I think this work first shows up in the early days of pulp horror. Clark Ashton Smith’s delirious tales of vampires on Saturn and evil wizards from the end of time were a precursor. As was Lovecraft’s The Hound, celebrating the French decadent tales of sick perversity and corruption and the gothic tales of curses from beyond the grave. Then you see it move on to the modern day. Karl Edward Wagner’s story Sticks is a grue-filled pulp tale of the undead and the doomed. Thomas Ligotti’s tales like Dr. Voke and Mr. Veech or The Last Feast of Harlequin, are gothic fantasies of puppets controlled by puppets controlled by puppets hidden in darkness. Mark Samuels’s stories like The Court of Midnight or In The Complex are tales of diseased protagonists lost in a lunar delirium. What all these works share is a love of the horror genre, and are meant as literary celebrations of the dark genre which horror fans are obsessed with. They are not meant as an attack on the reader, in the usual horror sense, but as graveyard fun, reveling in what makes us sick and what makes us diseased. Using the techniques of pulp with actual literary intentions, this is a subgenre that has hidden in shadow, only enjoyed by the true initiates.

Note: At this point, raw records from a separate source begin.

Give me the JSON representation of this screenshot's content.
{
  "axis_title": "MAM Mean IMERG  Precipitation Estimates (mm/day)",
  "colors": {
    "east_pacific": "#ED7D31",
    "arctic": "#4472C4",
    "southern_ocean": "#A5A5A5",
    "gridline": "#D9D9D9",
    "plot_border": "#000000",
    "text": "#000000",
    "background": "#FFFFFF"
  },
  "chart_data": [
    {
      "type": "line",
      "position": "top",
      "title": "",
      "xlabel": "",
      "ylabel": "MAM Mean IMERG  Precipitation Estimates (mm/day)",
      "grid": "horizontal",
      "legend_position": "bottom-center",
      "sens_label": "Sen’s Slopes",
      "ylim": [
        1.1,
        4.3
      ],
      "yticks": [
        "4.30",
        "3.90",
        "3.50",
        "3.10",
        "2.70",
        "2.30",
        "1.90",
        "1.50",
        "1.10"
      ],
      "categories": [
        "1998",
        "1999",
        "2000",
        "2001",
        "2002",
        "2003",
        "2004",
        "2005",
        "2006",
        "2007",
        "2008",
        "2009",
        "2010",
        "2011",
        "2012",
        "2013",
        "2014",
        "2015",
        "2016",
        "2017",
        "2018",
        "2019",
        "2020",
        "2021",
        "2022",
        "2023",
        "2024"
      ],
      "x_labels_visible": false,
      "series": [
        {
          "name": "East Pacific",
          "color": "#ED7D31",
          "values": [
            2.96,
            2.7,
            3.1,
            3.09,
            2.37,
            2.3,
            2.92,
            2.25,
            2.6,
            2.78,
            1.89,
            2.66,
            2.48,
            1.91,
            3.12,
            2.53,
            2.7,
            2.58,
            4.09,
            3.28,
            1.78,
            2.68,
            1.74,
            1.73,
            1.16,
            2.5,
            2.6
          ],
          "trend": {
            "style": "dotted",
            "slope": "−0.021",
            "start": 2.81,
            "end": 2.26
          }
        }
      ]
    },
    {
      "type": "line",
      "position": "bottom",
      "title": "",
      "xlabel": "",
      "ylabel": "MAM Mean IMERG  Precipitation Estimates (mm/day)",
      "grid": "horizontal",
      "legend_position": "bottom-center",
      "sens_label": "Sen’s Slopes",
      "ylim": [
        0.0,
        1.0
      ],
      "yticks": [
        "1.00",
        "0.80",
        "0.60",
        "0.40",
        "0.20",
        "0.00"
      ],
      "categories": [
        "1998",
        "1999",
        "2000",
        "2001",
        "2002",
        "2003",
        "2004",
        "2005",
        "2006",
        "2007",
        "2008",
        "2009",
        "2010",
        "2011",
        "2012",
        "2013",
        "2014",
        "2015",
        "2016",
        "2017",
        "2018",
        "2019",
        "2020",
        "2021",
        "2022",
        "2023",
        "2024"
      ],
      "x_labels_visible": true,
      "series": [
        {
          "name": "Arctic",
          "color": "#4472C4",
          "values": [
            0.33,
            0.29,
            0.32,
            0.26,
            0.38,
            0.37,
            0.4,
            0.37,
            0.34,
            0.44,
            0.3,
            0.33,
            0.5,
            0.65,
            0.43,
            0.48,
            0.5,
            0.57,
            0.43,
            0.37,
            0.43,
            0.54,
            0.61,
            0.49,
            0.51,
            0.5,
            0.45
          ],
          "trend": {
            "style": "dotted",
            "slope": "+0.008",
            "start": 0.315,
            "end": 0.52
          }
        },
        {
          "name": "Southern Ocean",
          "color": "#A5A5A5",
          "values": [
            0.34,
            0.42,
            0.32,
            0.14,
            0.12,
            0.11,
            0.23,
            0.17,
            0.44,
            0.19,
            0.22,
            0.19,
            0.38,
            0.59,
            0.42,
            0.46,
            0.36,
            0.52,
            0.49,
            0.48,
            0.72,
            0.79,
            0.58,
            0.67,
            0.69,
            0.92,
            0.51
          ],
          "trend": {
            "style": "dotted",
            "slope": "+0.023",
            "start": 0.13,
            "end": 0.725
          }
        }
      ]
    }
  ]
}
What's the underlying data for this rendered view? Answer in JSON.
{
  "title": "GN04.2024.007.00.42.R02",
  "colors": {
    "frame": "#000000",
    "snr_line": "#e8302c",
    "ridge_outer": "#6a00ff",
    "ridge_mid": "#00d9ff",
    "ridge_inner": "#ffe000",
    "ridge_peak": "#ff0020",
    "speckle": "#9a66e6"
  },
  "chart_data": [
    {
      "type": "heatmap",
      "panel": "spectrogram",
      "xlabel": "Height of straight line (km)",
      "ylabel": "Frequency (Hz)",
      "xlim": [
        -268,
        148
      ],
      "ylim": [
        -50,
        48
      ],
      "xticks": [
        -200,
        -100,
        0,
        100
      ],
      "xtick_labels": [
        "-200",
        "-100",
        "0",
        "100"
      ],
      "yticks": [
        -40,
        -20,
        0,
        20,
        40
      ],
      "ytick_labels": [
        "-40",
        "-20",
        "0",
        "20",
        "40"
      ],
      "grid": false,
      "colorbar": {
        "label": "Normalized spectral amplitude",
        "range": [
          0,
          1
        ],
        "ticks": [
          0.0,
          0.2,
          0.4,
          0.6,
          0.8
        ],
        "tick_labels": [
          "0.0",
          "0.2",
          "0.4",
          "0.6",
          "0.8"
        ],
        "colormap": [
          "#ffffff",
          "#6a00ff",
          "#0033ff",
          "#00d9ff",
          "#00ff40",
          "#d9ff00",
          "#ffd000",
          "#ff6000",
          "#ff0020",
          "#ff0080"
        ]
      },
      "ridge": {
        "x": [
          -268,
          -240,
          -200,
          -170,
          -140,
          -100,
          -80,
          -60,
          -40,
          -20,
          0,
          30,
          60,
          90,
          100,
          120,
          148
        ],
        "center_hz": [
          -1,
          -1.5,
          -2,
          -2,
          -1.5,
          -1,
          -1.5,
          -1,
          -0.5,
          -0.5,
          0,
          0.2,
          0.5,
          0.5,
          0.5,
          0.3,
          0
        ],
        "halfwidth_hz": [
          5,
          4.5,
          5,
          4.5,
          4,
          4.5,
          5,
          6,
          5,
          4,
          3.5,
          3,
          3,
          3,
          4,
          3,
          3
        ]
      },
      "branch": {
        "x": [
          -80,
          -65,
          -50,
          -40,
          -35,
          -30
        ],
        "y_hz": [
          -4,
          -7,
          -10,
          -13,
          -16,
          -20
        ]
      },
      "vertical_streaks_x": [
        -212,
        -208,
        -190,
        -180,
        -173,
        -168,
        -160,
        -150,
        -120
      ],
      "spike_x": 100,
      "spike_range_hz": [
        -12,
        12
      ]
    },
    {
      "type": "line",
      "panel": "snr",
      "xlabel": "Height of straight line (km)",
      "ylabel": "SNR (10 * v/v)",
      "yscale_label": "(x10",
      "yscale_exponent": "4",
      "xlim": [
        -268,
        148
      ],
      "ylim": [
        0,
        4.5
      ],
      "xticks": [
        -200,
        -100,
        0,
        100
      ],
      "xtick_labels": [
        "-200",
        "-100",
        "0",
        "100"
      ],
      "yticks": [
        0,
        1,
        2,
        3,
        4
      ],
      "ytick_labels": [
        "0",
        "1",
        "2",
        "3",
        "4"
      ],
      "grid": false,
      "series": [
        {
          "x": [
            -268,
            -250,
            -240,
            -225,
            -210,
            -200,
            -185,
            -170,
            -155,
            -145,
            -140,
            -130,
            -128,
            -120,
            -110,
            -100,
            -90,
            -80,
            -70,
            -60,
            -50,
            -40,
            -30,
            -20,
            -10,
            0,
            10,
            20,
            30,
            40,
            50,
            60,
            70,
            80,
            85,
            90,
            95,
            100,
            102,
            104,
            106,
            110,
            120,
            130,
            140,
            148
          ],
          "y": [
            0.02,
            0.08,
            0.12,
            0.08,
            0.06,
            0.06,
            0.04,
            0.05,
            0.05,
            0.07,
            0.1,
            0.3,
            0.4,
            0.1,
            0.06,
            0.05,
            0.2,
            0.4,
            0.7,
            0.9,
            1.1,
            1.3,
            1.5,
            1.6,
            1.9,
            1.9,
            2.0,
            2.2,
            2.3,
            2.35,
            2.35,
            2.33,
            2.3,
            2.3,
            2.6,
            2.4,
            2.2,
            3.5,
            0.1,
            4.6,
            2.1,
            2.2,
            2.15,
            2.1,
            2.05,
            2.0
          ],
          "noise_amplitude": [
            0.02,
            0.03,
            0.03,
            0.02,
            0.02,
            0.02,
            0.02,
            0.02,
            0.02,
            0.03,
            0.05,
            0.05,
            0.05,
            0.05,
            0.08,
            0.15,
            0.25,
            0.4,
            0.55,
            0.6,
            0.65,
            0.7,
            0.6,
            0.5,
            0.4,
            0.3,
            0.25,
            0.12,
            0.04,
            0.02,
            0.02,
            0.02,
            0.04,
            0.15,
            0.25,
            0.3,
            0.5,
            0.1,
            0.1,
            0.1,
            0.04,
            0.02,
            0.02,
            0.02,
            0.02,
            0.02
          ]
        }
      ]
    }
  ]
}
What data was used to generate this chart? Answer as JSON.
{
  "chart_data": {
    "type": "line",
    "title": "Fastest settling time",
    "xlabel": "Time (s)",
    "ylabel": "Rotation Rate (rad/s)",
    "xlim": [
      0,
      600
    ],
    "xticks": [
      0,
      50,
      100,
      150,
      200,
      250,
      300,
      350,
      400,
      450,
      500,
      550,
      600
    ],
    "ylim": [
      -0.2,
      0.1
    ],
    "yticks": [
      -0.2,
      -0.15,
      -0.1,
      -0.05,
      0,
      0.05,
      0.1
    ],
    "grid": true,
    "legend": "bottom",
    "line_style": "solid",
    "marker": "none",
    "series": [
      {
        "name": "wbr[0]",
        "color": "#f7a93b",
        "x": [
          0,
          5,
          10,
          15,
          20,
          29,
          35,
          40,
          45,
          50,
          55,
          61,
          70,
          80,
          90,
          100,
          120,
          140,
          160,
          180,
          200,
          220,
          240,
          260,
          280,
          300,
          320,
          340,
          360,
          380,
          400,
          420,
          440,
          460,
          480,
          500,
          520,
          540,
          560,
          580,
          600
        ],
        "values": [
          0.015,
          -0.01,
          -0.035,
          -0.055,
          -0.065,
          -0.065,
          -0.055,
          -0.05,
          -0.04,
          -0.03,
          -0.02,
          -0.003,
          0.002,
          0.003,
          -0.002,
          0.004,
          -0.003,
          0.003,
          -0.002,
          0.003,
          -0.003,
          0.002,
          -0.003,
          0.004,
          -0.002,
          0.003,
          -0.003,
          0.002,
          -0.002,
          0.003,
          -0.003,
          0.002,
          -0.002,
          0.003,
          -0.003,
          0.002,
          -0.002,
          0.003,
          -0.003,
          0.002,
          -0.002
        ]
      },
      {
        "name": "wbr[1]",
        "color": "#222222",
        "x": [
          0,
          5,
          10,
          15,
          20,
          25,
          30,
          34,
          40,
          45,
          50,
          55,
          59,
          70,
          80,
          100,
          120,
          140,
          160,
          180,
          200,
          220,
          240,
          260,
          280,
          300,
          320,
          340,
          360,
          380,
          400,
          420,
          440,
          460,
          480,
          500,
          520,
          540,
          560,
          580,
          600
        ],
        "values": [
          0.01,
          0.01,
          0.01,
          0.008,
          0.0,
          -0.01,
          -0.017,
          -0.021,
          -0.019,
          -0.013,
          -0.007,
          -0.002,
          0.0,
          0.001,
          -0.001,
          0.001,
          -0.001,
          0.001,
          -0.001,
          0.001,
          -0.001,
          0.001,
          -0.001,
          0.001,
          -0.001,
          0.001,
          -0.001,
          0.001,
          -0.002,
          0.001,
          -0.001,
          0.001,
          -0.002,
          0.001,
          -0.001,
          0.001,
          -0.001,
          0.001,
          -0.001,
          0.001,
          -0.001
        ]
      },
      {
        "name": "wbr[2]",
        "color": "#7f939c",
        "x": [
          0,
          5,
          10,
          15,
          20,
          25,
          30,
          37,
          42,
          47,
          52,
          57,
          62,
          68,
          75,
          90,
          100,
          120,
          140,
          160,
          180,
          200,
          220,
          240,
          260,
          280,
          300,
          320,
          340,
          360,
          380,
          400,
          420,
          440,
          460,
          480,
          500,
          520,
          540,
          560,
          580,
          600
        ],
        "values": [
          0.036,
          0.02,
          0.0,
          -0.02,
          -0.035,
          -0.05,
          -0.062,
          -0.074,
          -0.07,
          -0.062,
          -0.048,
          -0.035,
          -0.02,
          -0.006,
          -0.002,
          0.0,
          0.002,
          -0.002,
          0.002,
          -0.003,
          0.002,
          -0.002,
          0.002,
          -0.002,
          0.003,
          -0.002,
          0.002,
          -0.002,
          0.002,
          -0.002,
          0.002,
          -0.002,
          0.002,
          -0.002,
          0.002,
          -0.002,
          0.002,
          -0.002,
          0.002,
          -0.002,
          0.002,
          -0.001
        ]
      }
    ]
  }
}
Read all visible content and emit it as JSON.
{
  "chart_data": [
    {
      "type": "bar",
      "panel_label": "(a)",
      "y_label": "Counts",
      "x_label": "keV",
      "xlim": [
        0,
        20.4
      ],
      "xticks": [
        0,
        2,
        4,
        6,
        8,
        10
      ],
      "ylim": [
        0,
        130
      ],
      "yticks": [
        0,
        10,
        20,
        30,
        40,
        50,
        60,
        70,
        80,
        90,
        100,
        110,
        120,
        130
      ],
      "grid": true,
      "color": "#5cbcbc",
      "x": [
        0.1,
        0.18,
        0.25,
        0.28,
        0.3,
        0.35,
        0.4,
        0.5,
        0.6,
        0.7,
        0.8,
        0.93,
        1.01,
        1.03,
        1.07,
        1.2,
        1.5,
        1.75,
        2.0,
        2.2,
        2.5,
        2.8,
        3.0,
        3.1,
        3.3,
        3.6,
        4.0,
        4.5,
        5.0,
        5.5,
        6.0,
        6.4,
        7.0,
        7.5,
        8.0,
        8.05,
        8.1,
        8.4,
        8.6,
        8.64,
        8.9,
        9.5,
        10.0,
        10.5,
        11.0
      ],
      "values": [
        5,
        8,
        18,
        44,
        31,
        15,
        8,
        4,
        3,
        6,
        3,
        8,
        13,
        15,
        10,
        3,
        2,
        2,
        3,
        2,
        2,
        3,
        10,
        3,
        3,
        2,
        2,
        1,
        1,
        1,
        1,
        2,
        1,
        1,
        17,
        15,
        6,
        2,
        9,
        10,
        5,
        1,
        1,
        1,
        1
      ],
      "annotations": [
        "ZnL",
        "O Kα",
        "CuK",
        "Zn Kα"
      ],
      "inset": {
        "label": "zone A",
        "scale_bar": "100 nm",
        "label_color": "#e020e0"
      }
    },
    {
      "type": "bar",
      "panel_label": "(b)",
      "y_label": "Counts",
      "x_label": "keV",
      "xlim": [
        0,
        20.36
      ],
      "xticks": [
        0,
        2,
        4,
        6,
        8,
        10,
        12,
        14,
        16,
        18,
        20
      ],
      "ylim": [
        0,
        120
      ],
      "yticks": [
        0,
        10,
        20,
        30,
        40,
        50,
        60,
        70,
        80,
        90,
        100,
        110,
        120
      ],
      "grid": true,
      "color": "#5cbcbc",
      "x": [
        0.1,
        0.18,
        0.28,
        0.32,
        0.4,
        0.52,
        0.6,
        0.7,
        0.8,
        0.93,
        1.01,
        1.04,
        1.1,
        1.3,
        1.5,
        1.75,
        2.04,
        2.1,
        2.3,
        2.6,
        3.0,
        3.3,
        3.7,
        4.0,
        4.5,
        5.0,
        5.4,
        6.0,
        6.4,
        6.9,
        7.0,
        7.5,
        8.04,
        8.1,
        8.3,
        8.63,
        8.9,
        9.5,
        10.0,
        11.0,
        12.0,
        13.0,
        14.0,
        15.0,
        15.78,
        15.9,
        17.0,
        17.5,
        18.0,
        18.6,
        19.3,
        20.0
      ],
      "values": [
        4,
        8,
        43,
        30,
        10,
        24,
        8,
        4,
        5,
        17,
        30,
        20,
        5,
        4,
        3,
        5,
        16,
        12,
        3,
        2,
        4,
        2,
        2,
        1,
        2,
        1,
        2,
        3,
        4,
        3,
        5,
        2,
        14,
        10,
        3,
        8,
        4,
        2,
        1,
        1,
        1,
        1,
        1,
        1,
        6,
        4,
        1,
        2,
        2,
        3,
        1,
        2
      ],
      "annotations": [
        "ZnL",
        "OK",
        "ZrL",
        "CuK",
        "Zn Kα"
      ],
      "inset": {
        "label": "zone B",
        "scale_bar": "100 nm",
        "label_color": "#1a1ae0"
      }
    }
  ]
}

Now we have what I hope will be a kind of formal entry, giving these works some attention from more mainstream horror outlets of criticism and promotion. Crypt of the Moon Spider. Nathan Ballingrud’s Crypt of the Moon Spider is a grotesquerie in the best way, a gothic pulp that shamelessly dives headfirst into sadistic doctors and lunar spider gods. A young woman, Veronica, is brought to a mental hospital on the Moon by her husband to try to cure her bleak melancholy. Set in the 1920’s, Crypt of the Moon Spider draws on classic pulp, literary noir, German expressionism, Lovecraftian cosmic horror, and deliriums inspired by Clark Ashton Smith, and mixes it into an intoxicating brew of horrific delights. Also, I am reminded of the transgressive fairy tales and explicit dark fantasy of Clive Barker, like Imajica and The Hellbound Heart.
Crypt of the Moon Spider is a delight. Creeping sadistic scientists, young women who may be insane or may be victims of manipulation, strange alien bodies emerging from human bodies, it is truly a love letter to the horror genre. It is the first in a proposed trilogy. Seeing as that is the case, is it hard to give it a definite review since it is the first of a series. I will say that I wish the pace was slowed down a little, it moves at an extremely fast clip. Which I take to also be a call back to the pulp stories found in the classic horror magazines at the turn of the twentieth century. I would have liked to just exist in the scenes just a little longer and live with the characters a little bit more. But is that such a bad thing to have been left wanting more? I can not wait to see what Nathan does with the rest of the series. A masterpiece and a must-read. Highly recommended.